Wednesday, October 14, 2009

Gahan Wilson's America

Here's how this works. I read a book or two and tell you about them and try not to get too long-winded, and maybe you'd like to think about reading them as well. This time, a review of Gahan Wilson's America (Simon & Schuster, 1985).

With the release of Fantagraphics' massive collection of Gahan Wilson's complete Playboy work just a week or two away, it's not a bad time to look back at one of the artist's earlier releases. Gahan Wilson's America was originally released in hardcover in 1985. A paperback edition, with a slightly modified cover, came out the following year.

It's a really sketchy sort of collection, which seems to feature comics and panels from several magazines, but nothing here is annotated or credited. Many of the longer pieces probably came from National Lampoon - I believe that he would have a 3-4 page strip there a couple of times a year - and some of the panels possibly came from Playboy or The New Yorker, and some might be new to the book. Who knows? The book's name is irrelevant to its contents, and might just as well have done to be called "Modern Life." Each chapter of 4-8 pages features some loose theme like doctors or technology or, of course, kids, and then presents a few Wilson cartoons which roughly fit the chapter title.

I've been noticing a lot more of these sorts of collections since I've been paying attention to the "humor" section in good used bookstores.
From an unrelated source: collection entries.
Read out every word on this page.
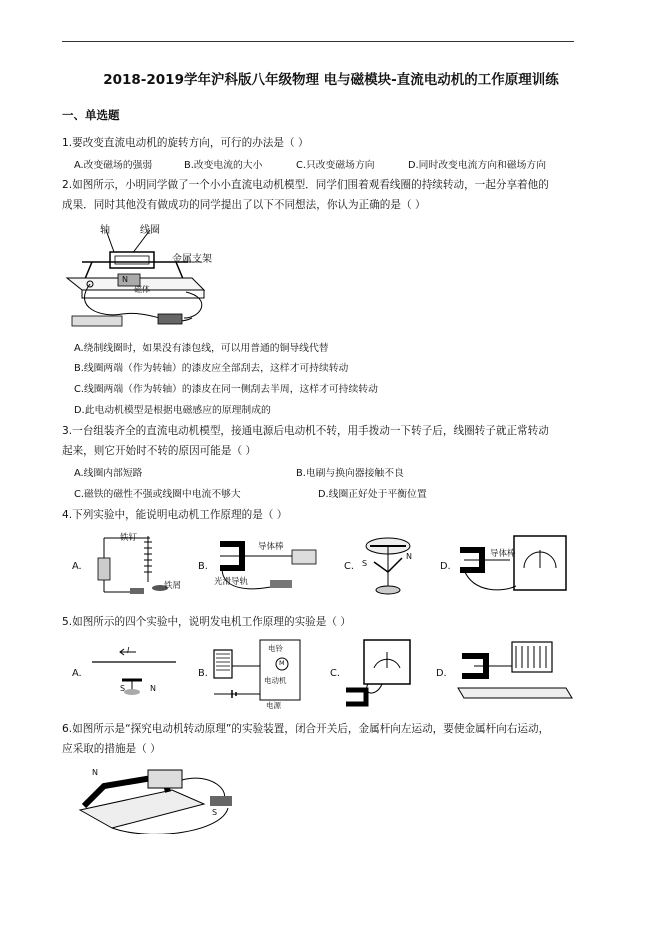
2018-2019学年沪科版八年级物理 电与磁模块-直流电动机的工作原理训练
一、单选题
1.要改变直流电动机的旋转方向，可行的办法是（ ）
A.改变磁场的强弱	B.改变电流的大小	C.只改变磁场方向	D.同时改变电流方向和磁场方向
2.如图所示，小明同学做了一个小小直流电动机模型．同学们围着观看线圈的持续转动，一起分享着他的
成果．同时其他没有做成功的同学提出了以下不同想法，你认为正确的是（ ）
轴	线圈
金属支架
N
磁体
A.绕制线圈时，如果没有漆包线，可以用普通的铜导线代替
B.线圈两端（作为转轴）的漆皮应全部刮去，这样才可持续转动
C.线圈两端（作为转轴）的漆皮在同一侧刮去半周，这样才可持续转动
D.此电动机模型是根据电磁感应的原理制成的
3.一台组装齐全的直流电动机模型，接通电源后电动机不转，用手拨动一下转子后，线圈转子就正常转动
起来，则它开始时不转的原因可能是（ ）
A.线圈内部短路	B.电刷与换向器接触不良
C.磁铁的磁性不强或线圈中电流不够大	D.线圈正好处于平衡位置
4.下列实验中，能说明电动机工作原理的是（ ）
A.	B.	C.	D.
铁钉
铁屑
导体棒
光滑导轨
S
N	导体棒
5.如图所示的四个实验中，说明发电机工作原理的实验是（ ）
A.	B.	C.	D.
I
S	N
电铃
M
电动机
电源
6.如图所示是“探究电动机转动原理”的实验装置，闭合开关后，金属杆向左运动，要使金属杆向右运动，
应采取的措施是（ ）
N
S
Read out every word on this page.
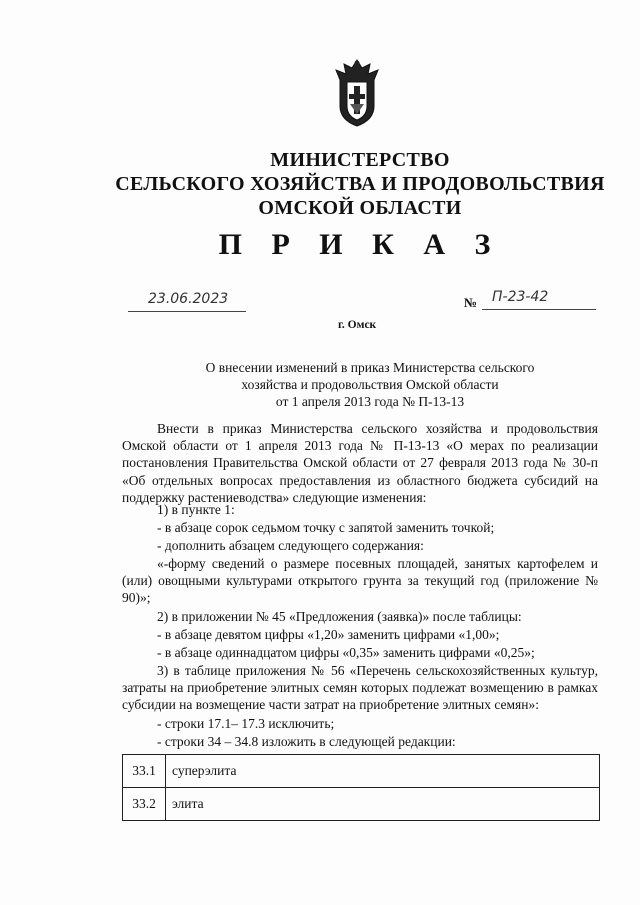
МИНИСТЕРСТВО
СЕЛЬСКОГО ХОЗЯЙСТВА И ПРОДОВОЛЬСТВИЯ
ОМСКОЙ ОБЛАСТИ
П Р И К А З
23.06.2023	№ П-23-42
г. Омск
О внесении изменений в приказ Министерства сельского
хозяйства и продовольствия Омской области
от 1 апреля 2013 года № П-13-13
Внести в приказ Министерства сельского хозяйства и продовольствия Омской области от 1 апреля 2013 года № П-13-13 «О мерах по реализации постановления Правительства Омской области от 27 февраля 2013 года № 30-п «Об отдельных вопросах предоставления из областного бюджета субсидий на поддержку растениеводства» следующие изменения:
1) в пункте 1:
- в абзаце сорок седьмом точку с запятой заменить точкой;
- дополнить абзацем следующего содержания:
«-форму сведений о размере посевных площадей, занятых картофелем и (или) овощными культурами открытого грунта за текущий год (приложение № 90)»;
2) в приложении № 45 «Предложения (заявка)» после таблицы:
- в абзаце девятом цифры «1,20» заменить цифрами «1,00»;
- в абзаце одиннадцатом цифры «0,35» заменить цифрами «0,25»;
3) в таблице приложения № 56 «Перечень сельскохозяйственных культур, затраты на приобретение элитных семян которых подлежат возмещению в рамках субсидии на возмещение части затрат на приобретение элитных семян»:
- строки 17.1– 17.3 исключить;
- строки 34 – 34.8 изложить в следующей редакции:
33.1	суперэлита
33.2	элита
This one came from the mighty McKay Books in Knoxville, and despite a couple of tears and dings in the dust jacket, it was well worth three bucks, much like the old Fawcett Crest Peanuts paperbacks are always worth picking up. But much in the same way that Fantagraphics' Complete Peanuts series has changed the way that we can read that series, the forthcoming Wilson Playboy collection has changed the need to get many of these older titles - and there were apparently quite a few Wilson collections in their day, similar to this. Other than the old edition of National Lampoon's Nuts (mentioned last month by Chris Mautner at Collect This Now!), I don't think there's really any need to pay a premium price for any old Wilson book, since we know that there's better on the horizon - properly archived work presented with better reproduction on better paper. Still, for three bucks, you just can't argue with work as charming as this.